Gelelim anlatmak istediğimiz konuya. İlkokul birinci sınıf öğrencisinin gözünde annesi ve babasından daha kutsal ve değerlisiniz. Anne ve babanın yaptırmakta zorlandığı her şeyi bir defa söylemeniz yetiyor. İsteğiniz tereddütsüz ve mükemmel bir şekilde yerine getiriliyor. Tabi ki bunu korktukları veya çekindikleri için değil, size olan sevgileri ve bağlılıkları nedeniyle yerine getirmeleri de öğretmenlik mesleğinin yüceliğini ortaya koyuyor. Çünkü size inanıyorlar. Çünkü sizin onlara öğretmedeki çabanızı hissediyorlar. Bunun sonunda da size müthiş bir bağlılık, inanç, sevgi ve saygı duyuyorlar. Bu öğrencilerimden bir tanesi de Kasım ERKAN. Sene başında yaptığımız Genel Veli Toplantımızda, değerli velilerimize bir yıl boyunca yapacağımız çalışmalar hakkında bilgilendirmelerde bulunarak, sevgili öğrencilerimizin harçlık, beslenme, ödevler, uyku saatleri vb. konularda yapılması gerekenler konusunda isteklerimizi ve desteklerini paylaşmıştık. Okulun ilk haftalarıydı. Okulda Kasım’ın annesi Arzu Hanım’la karşılaştık. Ayaküstü yaptığımız sohbette, Kasım’ın uyku saatini (Sevgili öğrencilerimin uyku saatlerini 21.30 olarak oy birliğiyle kararlaştırmıştık) sordum. Bana “ Hocam. Kasım’ın saat 20.30’da uykusu gelmiş, gözlerini uykusuzluktan açamamasına rağmen saat 21.30’u bekliyor. Öğretmenim böyle söyledi diyerek uyumuyor ve saat 21.30’u bekliyor...” Yazımda vurgulamak istediğim esas konu da bu işte. Güven, inanç, sevgi, saygı, bağlılık…
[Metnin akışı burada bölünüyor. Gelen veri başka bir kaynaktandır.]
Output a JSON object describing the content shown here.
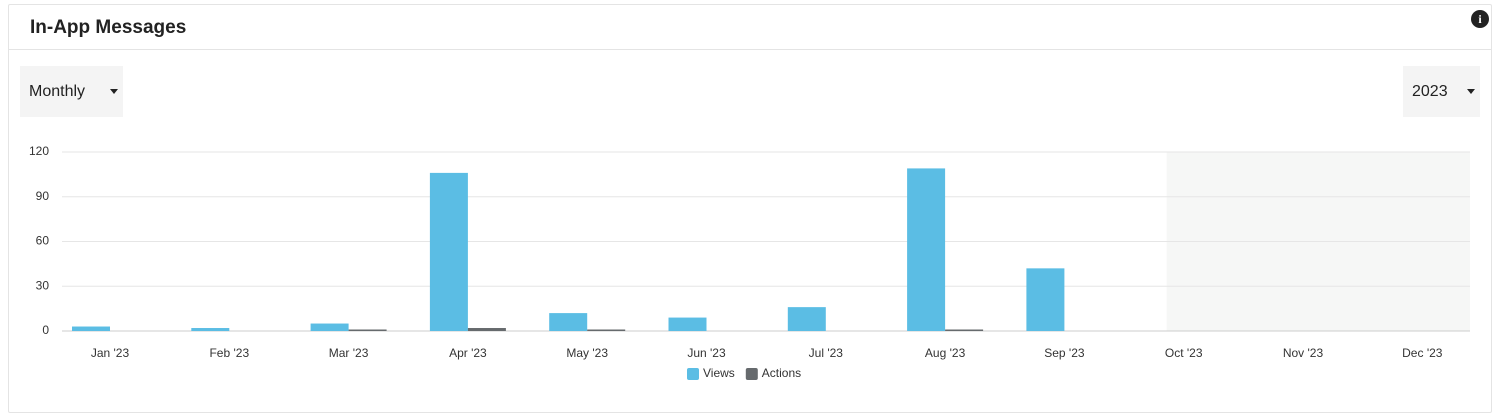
{
  "header": {
    "title": "In-App Messages"
  },
  "controls": {
    "period": "Monthly",
    "year": "2023"
  },
  "chart_data": {
    "type": "bar",
    "categories": [
      "Jan '23",
      "Feb '23",
      "Mar '23",
      "Apr '23",
      "May '23",
      "Jun '23",
      "Jul '23",
      "Aug '23",
      "Sep '23",
      "Oct '23",
      "Nov '23",
      "Dec '23"
    ],
    "series": [
      {
        "name": "Views",
        "color": "#5bbde4",
        "values": [
          3,
          2,
          5,
          106,
          12,
          9,
          16,
          109,
          42,
          null,
          null,
          null
        ]
      },
      {
        "name": "Actions",
        "color": "#666a6d",
        "values": [
          0,
          0,
          1,
          2,
          1,
          0,
          0,
          1,
          0,
          null,
          null,
          null
        ]
      }
    ],
    "ylim": [
      0,
      120
    ],
    "yticks": [
      0,
      30,
      60,
      90,
      120
    ],
    "grid": true
  }
}
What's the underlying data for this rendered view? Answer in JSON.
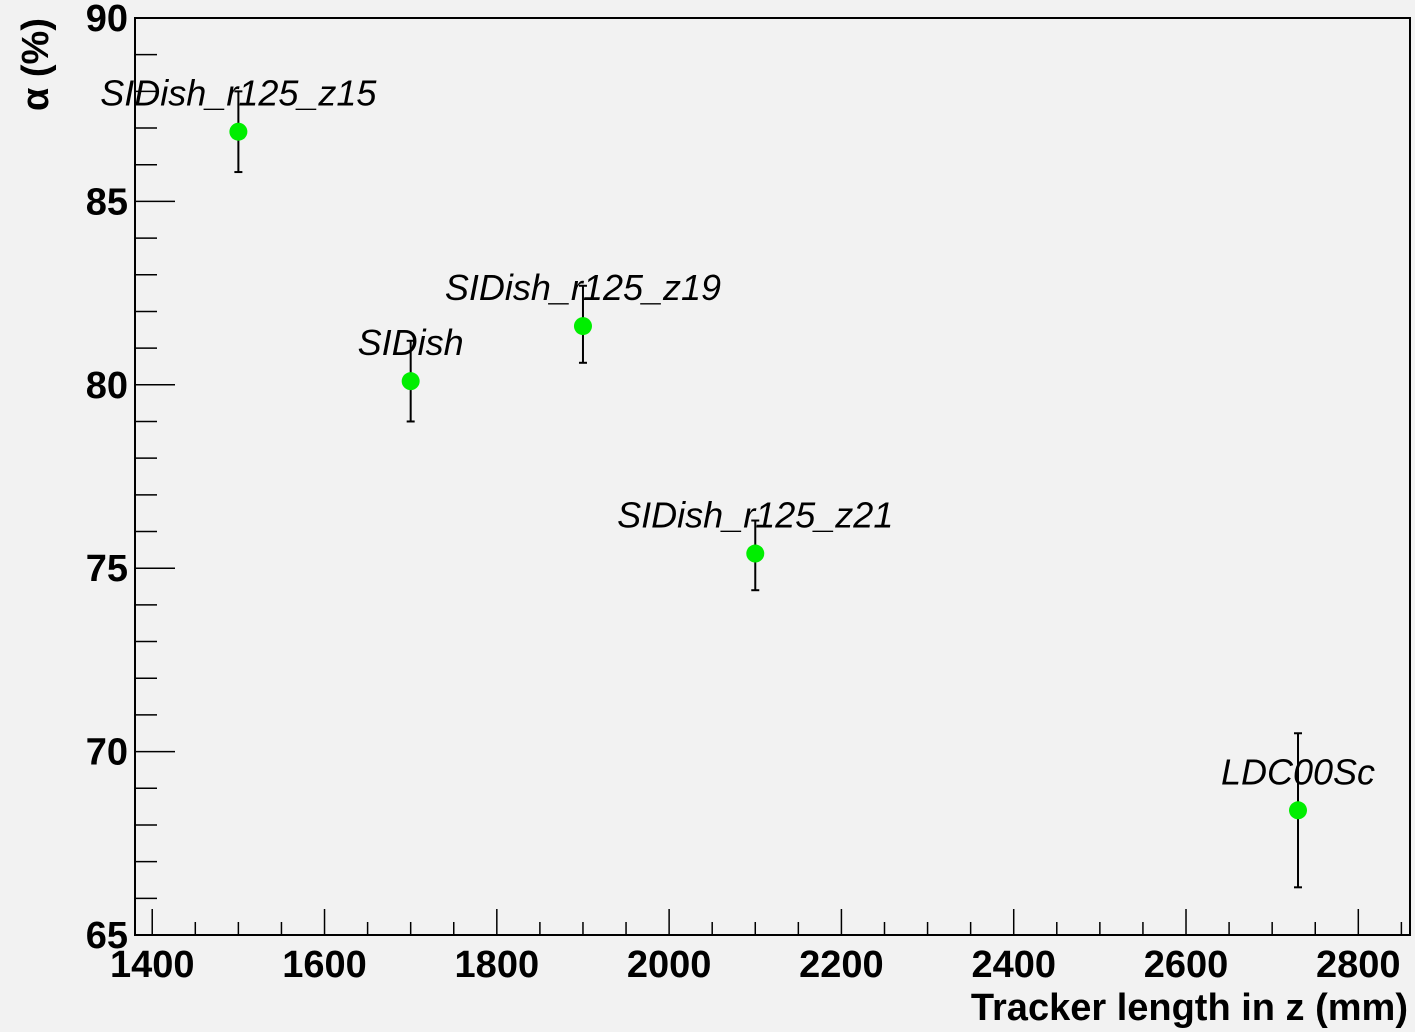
{
  "chart_data": {
    "type": "scatter",
    "title": "",
    "xlabel": "Tracker length in z (mm)",
    "ylabel": "α (%)",
    "xlim": [
      1380,
      2860
    ],
    "ylim": [
      65,
      90
    ],
    "x_ticks": [
      1400,
      1600,
      1800,
      2000,
      2200,
      2400,
      2600,
      2800
    ],
    "y_ticks": [
      65,
      70,
      75,
      80,
      85,
      90
    ],
    "grid": false,
    "legend": "none",
    "marker_color": "#00ee00",
    "error_bar_color": "#000000",
    "points": [
      {
        "label": "SIDish_r125_z15",
        "x": 1500,
        "y": 86.9,
        "err_low": 1.1,
        "err_high": 1.1
      },
      {
        "label": "SIDish",
        "x": 1700,
        "y": 80.1,
        "err_low": 1.1,
        "err_high": 1.1
      },
      {
        "label": "SIDish_r125_z19",
        "x": 1900,
        "y": 81.6,
        "err_low": 1.0,
        "err_high": 1.1
      },
      {
        "label": "SIDish_r125_z21",
        "x": 2100,
        "y": 75.4,
        "err_low": 1.0,
        "err_high": 0.9
      },
      {
        "label": "LDC00Sc",
        "x": 2730,
        "y": 68.4,
        "err_low": 2.1,
        "err_high": 2.1
      }
    ]
  }
}
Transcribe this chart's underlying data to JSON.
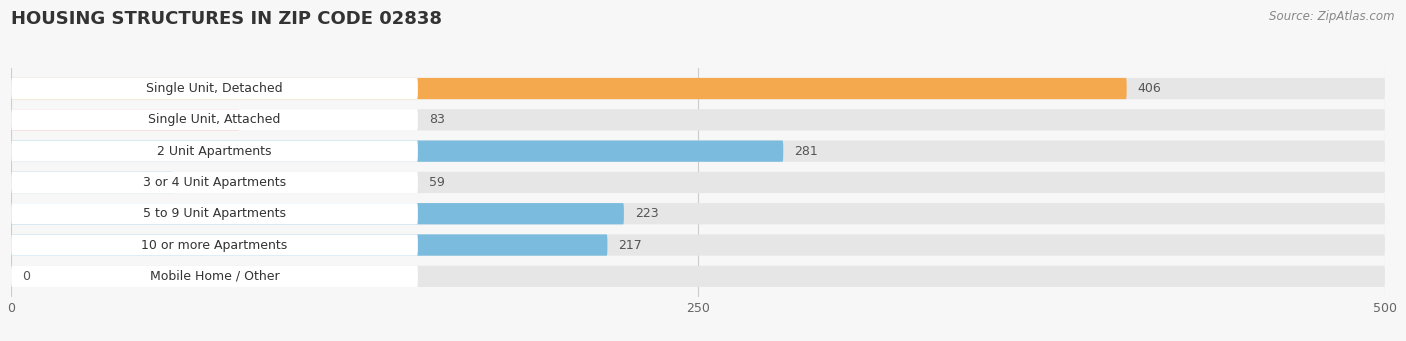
{
  "title": "HOUSING STRUCTURES IN ZIP CODE 02838",
  "source": "Source: ZipAtlas.com",
  "categories": [
    "Single Unit, Detached",
    "Single Unit, Attached",
    "2 Unit Apartments",
    "3 or 4 Unit Apartments",
    "5 to 9 Unit Apartments",
    "10 or more Apartments",
    "Mobile Home / Other"
  ],
  "values": [
    406,
    83,
    281,
    59,
    223,
    217,
    0
  ],
  "colors": [
    "#F5A94E",
    "#F0A0A0",
    "#7BBCDE",
    "#7BBCDE",
    "#7BBCDE",
    "#7BBCDE",
    "#C9A8C8"
  ],
  "xlim": [
    0,
    500
  ],
  "xticks": [
    0,
    250,
    500
  ],
  "background_color": "#f7f7f7",
  "bar_background": "#e6e6e6",
  "label_bg": "#ffffff",
  "title_fontsize": 13,
  "label_fontsize": 9,
  "value_fontsize": 9,
  "source_fontsize": 8.5
}
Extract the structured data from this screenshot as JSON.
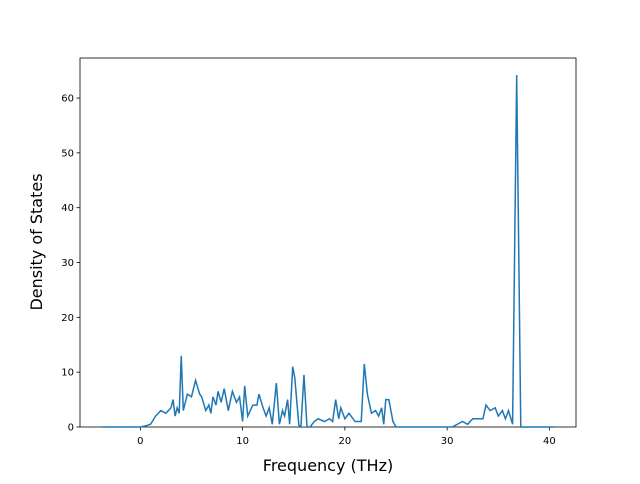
{
  "chart_data": {
    "type": "line",
    "xlabel": "Frequency (THz)",
    "ylabel": "Density of States",
    "xlim": [
      -5.9,
      42.6
    ],
    "ylim": [
      0,
      67.3
    ],
    "xticks": [
      0,
      10,
      20,
      30,
      40
    ],
    "yticks": [
      0,
      10,
      20,
      30,
      40,
      50,
      60
    ],
    "series": [
      {
        "color": "#1f77b4",
        "x": [
          -3.7,
          -1,
          0,
          0.5,
          1,
          1.5,
          2,
          2.5,
          3,
          3.2,
          3.4,
          3.6,
          3.8,
          4,
          4.2,
          4.6,
          5,
          5.4,
          5.8,
          6,
          6.4,
          6.7,
          6.9,
          7.1,
          7.4,
          7.6,
          7.9,
          8.2,
          8.6,
          9,
          9.4,
          9.7,
          10,
          10.2,
          10.5,
          11,
          11.4,
          11.6,
          12,
          12.3,
          12.6,
          12.9,
          13.3,
          13.6,
          13.9,
          14.1,
          14.4,
          14.6,
          14.9,
          15.1,
          15.5,
          15.7,
          16,
          16.3,
          16.6,
          17,
          17.4,
          18,
          18.5,
          18.8,
          19.1,
          19.4,
          19.6,
          20,
          20.4,
          21,
          21.6,
          21.9,
          22.2,
          22.6,
          23,
          23.3,
          23.6,
          23.8,
          24,
          24.3,
          24.7,
          25,
          30.5,
          31,
          31.5,
          32,
          32.5,
          33,
          33.5,
          33.8,
          34.2,
          34.7,
          35,
          35.4,
          35.7,
          36,
          36.4,
          36.8,
          37.2,
          40.4
        ],
        "values": [
          0,
          0,
          0,
          0.2,
          0.5,
          2,
          3,
          2.5,
          3.5,
          5,
          2,
          3.5,
          2.5,
          13,
          3,
          6,
          5.5,
          8.5,
          6,
          5.5,
          3,
          4,
          2.5,
          5.5,
          4,
          6.5,
          4.5,
          7,
          3,
          6.5,
          4.5,
          5.5,
          1,
          7.5,
          2,
          4,
          4,
          6,
          3.5,
          2,
          3.5,
          0.5,
          8,
          0.5,
          3,
          2,
          5,
          0.5,
          11,
          9,
          0.3,
          0,
          9.5,
          0,
          0,
          1,
          1.5,
          1,
          1.5,
          1,
          5,
          1.5,
          3.5,
          1.5,
          2.5,
          1,
          1,
          11.5,
          6,
          2.5,
          3,
          2,
          3.5,
          0.5,
          5,
          5,
          1,
          0,
          0,
          0.5,
          1,
          0.5,
          1.5,
          1.5,
          1.5,
          4,
          3,
          3.5,
          2,
          3,
          1.5,
          3,
          0.5,
          64.2,
          0,
          0
        ]
      }
    ]
  }
}
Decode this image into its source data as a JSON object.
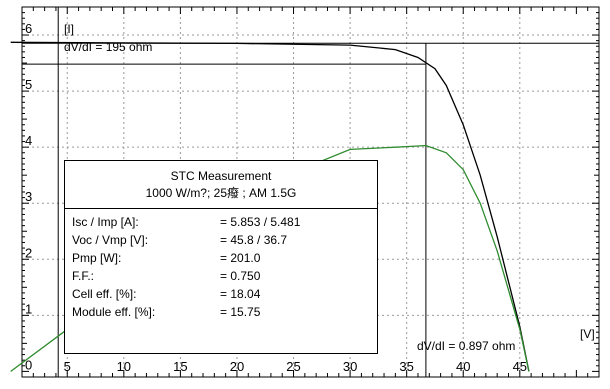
{
  "chart_data": {
    "type": "line",
    "xlabel": "[V]",
    "ylabel": "[I]",
    "xlim": [
      1,
      52
    ],
    "ylim": [
      -0.1,
      6.5
    ],
    "x_ticks": [
      5,
      10,
      15,
      20,
      25,
      30,
      35,
      40,
      45
    ],
    "y_ticks": [
      0,
      1,
      2,
      3,
      4,
      5,
      6
    ],
    "grid": true,
    "series": [
      {
        "color": "#000000",
        "x": [
          0,
          10,
          20,
          30,
          34,
          36,
          37.5,
          38.5,
          40,
          41.5,
          43,
          44,
          45,
          45.8
        ],
        "y": [
          5.87,
          5.86,
          5.85,
          5.82,
          5.74,
          5.6,
          5.4,
          5.1,
          4.4,
          3.5,
          2.4,
          1.6,
          0.8,
          0.0
        ]
      },
      {
        "color": "#2e8b2e",
        "x": [
          0,
          5,
          10,
          15,
          20,
          25,
          30,
          34,
          36,
          36.7,
          38.5,
          40,
          41.5,
          43,
          44,
          45,
          45.8
        ],
        "y": [
          0.0,
          0.75,
          1.5,
          2.2,
          2.9,
          3.55,
          3.96,
          4.0,
          4.02,
          4.03,
          3.9,
          3.6,
          3.0,
          2.15,
          1.45,
          0.75,
          0.0
        ]
      }
    ],
    "annotations": {
      "top": "dV/dI = 195 ohm",
      "bottom": "dV/dI = 0.897 ohm"
    },
    "reference_lines": {
      "isc": 5.853,
      "imp": 5.481,
      "vmp": 36.7,
      "v_left": 4.2
    }
  },
  "table": {
    "title": "STC Measurement",
    "subtitle": "1000 W/m?;  25癈 ;  AM 1.5G",
    "rows": [
      {
        "label": "Isc / Imp [A]:",
        "value": "= 5.853 / 5.481"
      },
      {
        "label": "Voc / Vmp [V]:",
        "value": "= 45.8 / 36.7"
      },
      {
        "label": "Pmp [W]:",
        "value": "= 201.0"
      },
      {
        "label": "F.F.:",
        "value": "= 0.750"
      },
      {
        "label": "Cell eff. [%]:",
        "value": "= 18.04"
      },
      {
        "label": "Module eff. [%]:",
        "value": "= 15.75"
      }
    ]
  }
}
Bu arada, sevgili öğrencilerimin okuma ve yazmaya geçtikleri birinci dönemin sonundan itibaren, her gün evde 15 dakika kitap okuma alışkanlığı kazandırma çalışmamızın daha ilk ayında sevgili öğrencim Kasım’ın, 60 adet hikâye kitabını (tam 1.241 sayfa (Bin İki Yüz Kırk Bir) okuyup bitirmiş olduğunu sevinç ve mutlulukla paylaşmayı bir borç biliyorum. Çocuğunun okuduğu kitapları evde kayıt altına alan anne ve babaların kaydettikleri bu çalışmanın süresi Ocak-Şubat-Mart-Nisan ve Mayıs ayının sonuna kadardır. Varın siz Haziran ayına kadar Sevgili Kasım’ın ve diğer sevgili öğrencilerimin okuyacakları hikâye kitaplarının adedini ve sayfa sayısını hesaplayınız. Daha öncede söylediğim gibi doğru yerde, doğru zamanlama ve doğru yönlendirmeyle pırıl pırıl çocuklarımızı istediğiniz hedeflere ulaştırmanızda, önünüzde hiçbir engel kalmamaktadır.